Снова в путь двинулись, когда первая робкая заря нарисовала черные силуэты макушек деревьев на фоне неба. Для ночного зрения Заграта даже самая глухая тьма не создавала особых препятствий, разве что цвета переставали различаться, но люди постоянно наталкивались друг на друга, спотыкались и ругались сквозь зубы. В конце концов шаман подсветил им неярким колдовским огнем, чтобы они ненароком не нацепили упряжь друг на друга вместо коней. Злобного Ыха темнота не смущала. Он мелькал взад и вперед, беззаботно тараторя, временами громко чавкая чем-то хрустящим, и шипящий от боли Заграт, забираясь в седло, всерьез прикинул, не стоит ли приложить болтуна чем-нибудь оглушающим. Походило, что впереди его ожидают несколько дней чудовищной пытки. Он широко зевнул и чуть не выпал из седла.
— Держись, парень, в могиле отоспимся, — посоветовал ему один из воинов.
— Иди ты... — огрызнулся Заграт. — Какого хрена я вообще с вами тащусь? Не нанимался я людских принцесс спасать!
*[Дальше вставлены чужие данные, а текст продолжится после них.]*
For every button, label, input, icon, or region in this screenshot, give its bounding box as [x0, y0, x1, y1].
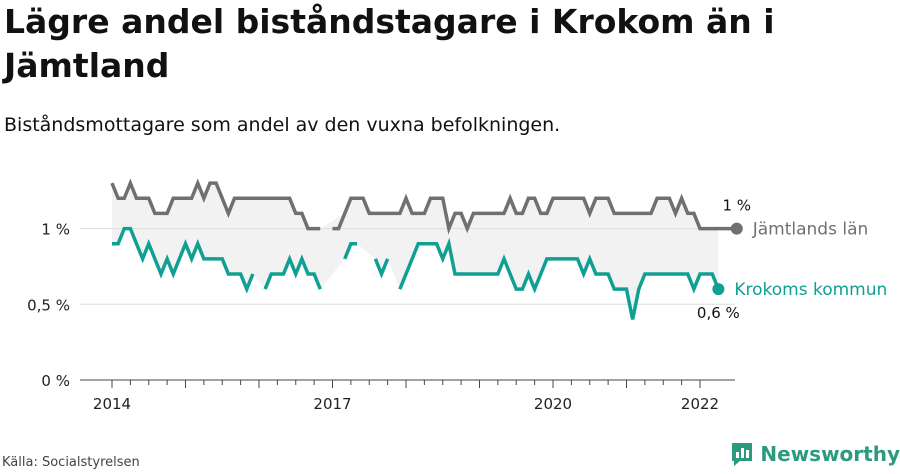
y-tick-label: 0 % — [41, 372, 70, 390]
jamtland-line — [110, 178, 321, 231]
krokom-line — [398, 237, 720, 320]
jamtland-series-label: Jämtlands län — [752, 220, 869, 240]
y-tick-label: 0,5 % — [27, 296, 70, 314]
krokom-line — [112, 226, 255, 294]
chart-subtitle: Biståndsmottagare som andel av den vuxna… — [4, 114, 561, 136]
labels-layer: 1 %Jämtlands län Krokoms kommun 0,6 % — [697, 197, 887, 323]
jamtland-line — [332, 193, 737, 235]
krokom-value-label: 0,6 % — [697, 304, 740, 322]
newsworthy-logo[interactable]: Newsworthy — [730, 441, 900, 467]
y-tick-label: 1 % — [41, 221, 70, 239]
x-tick-label: 2020 — [534, 395, 572, 413]
series-lines-layer — [110, 178, 743, 320]
krokom-line — [263, 254, 322, 290]
x-tick-label: 2017 — [313, 395, 351, 413]
krokom-line — [373, 258, 390, 279]
jamtland-end-point — [730, 222, 743, 235]
chart-title: Lägre andel biståndstagare i Krokom än i… — [4, 2, 775, 85]
x-axis-layer: 2014 2017 2020 2022 — [80, 379, 735, 413]
newsworthy-logo-icon — [732, 443, 753, 466]
brand-name: Newsworthy — [760, 442, 900, 466]
source-note: Källa: Socialstyrelsen — [2, 455, 140, 470]
x-tick-label: 2022 — [681, 395, 719, 413]
krokom-series-label: Krokoms kommun — [734, 280, 887, 300]
krokom-end-point — [712, 283, 725, 296]
x-tick-label: 2014 — [93, 395, 131, 413]
krokom-line — [343, 241, 357, 260]
jamtland-value-label: 1 % — [722, 197, 751, 215]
— Держись нас — карманы золотом набьют, — хмыкнул тот. — Императрица своих не забывает. Сколько раз с нами против воли отца в леса сбегала — и ни разу не выдала. Саму пороли, но про нас — ни-ни.
— Она еще не императрица, — проворчал орк. — Как бы не посадили ее на кол заместо трона.
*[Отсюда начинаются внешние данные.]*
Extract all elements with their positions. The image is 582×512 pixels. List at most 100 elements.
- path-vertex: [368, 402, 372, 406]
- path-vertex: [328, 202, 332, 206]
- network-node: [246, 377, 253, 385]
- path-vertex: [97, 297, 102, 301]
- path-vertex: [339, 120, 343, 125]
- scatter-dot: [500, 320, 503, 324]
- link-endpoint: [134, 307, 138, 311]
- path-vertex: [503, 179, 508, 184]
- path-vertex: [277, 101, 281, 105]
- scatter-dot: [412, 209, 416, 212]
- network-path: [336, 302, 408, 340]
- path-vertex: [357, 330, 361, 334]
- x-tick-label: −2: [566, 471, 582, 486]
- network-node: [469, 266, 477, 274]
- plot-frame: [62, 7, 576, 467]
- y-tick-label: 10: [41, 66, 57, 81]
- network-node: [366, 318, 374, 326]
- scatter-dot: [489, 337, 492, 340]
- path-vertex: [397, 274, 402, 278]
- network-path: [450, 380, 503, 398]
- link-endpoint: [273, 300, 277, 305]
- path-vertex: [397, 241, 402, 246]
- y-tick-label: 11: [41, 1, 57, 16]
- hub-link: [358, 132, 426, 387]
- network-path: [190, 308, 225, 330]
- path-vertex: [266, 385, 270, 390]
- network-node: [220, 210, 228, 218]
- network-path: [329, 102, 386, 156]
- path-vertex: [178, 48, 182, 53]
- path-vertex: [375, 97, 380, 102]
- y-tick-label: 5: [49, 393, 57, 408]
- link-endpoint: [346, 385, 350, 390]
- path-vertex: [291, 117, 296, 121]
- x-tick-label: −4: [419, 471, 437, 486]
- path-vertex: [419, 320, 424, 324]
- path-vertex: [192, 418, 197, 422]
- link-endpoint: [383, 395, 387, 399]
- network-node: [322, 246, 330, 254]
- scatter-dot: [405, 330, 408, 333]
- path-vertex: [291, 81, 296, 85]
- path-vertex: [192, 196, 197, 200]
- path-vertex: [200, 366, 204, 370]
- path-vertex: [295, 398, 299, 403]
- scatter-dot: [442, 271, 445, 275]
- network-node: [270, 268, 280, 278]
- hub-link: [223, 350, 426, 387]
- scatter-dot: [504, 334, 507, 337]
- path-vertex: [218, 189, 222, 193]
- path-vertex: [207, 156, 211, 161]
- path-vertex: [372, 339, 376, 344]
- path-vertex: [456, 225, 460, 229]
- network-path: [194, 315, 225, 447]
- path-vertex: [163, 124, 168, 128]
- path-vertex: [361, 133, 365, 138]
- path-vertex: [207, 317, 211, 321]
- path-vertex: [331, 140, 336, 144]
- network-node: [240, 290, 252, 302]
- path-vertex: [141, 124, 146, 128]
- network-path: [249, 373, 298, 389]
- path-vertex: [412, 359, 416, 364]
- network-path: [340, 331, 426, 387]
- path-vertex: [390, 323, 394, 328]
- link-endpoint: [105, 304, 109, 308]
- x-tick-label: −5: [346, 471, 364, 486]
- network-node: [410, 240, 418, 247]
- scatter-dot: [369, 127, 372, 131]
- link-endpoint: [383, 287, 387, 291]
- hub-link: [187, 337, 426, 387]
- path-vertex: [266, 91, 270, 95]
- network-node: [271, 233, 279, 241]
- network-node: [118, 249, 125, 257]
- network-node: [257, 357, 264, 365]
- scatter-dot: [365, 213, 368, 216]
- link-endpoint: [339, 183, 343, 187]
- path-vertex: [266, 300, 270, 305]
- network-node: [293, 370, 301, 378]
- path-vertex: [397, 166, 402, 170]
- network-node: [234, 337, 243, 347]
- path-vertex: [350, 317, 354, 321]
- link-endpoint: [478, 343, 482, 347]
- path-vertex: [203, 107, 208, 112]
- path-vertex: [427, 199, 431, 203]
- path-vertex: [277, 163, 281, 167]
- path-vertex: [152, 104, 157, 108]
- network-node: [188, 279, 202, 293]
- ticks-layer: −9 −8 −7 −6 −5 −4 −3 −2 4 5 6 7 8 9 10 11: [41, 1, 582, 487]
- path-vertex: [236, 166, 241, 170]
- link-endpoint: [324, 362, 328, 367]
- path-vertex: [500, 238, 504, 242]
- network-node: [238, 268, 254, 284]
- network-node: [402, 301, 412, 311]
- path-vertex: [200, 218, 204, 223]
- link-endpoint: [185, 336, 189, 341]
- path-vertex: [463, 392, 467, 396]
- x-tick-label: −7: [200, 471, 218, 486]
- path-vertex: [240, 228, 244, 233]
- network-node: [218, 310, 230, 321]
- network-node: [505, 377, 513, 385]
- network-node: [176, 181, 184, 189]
— Ну-ну! — осадил его собеседник. — Думай, что говоришь, мохнатый. Услышит — обидеться может. Обид она тоже не забывает.
— Какие мы чувствительные! — фыркнул Заграт, но заткнулся.
Следующие три дня гонки они избегали деревень и небольших городов. Спутники принцессы отлично знали местность. Хотя ветер то и дело доносил до отряда запахи человеческого, а однажды и орочьего жилья, на глухих лесных тропах им ни разу никто не попался. Дважды отряду пришлось бросать загнанных лошадей, уже не способных перемещаться даже налегке, и буквально совершать налеты на почтовые станции в крупных селениях. Заграт и Ольга ни разу не участвовали в них, Талемил ни на шаг не отходил от принцессы, но Тилос и солдаты под покровом ночи исчезали, а потом возвращались со свежими лошадьми и скудным пополнением съестных запасов. Свежей кровью от них не пахло ни разу, так что они никого не убивали. Но уже после первого раза люди Талемила начали демонстрировать такое уважение Тилосу, что даже и дохлый крот мог понять: от кровопролития спасало только его страшное искусство рукопашного боя — искусство Пути безмятежного духа, отточенное веками практики. В горячке первой схватки его умения мало кто разглядел, но во время вылазок он наверняка шел первым.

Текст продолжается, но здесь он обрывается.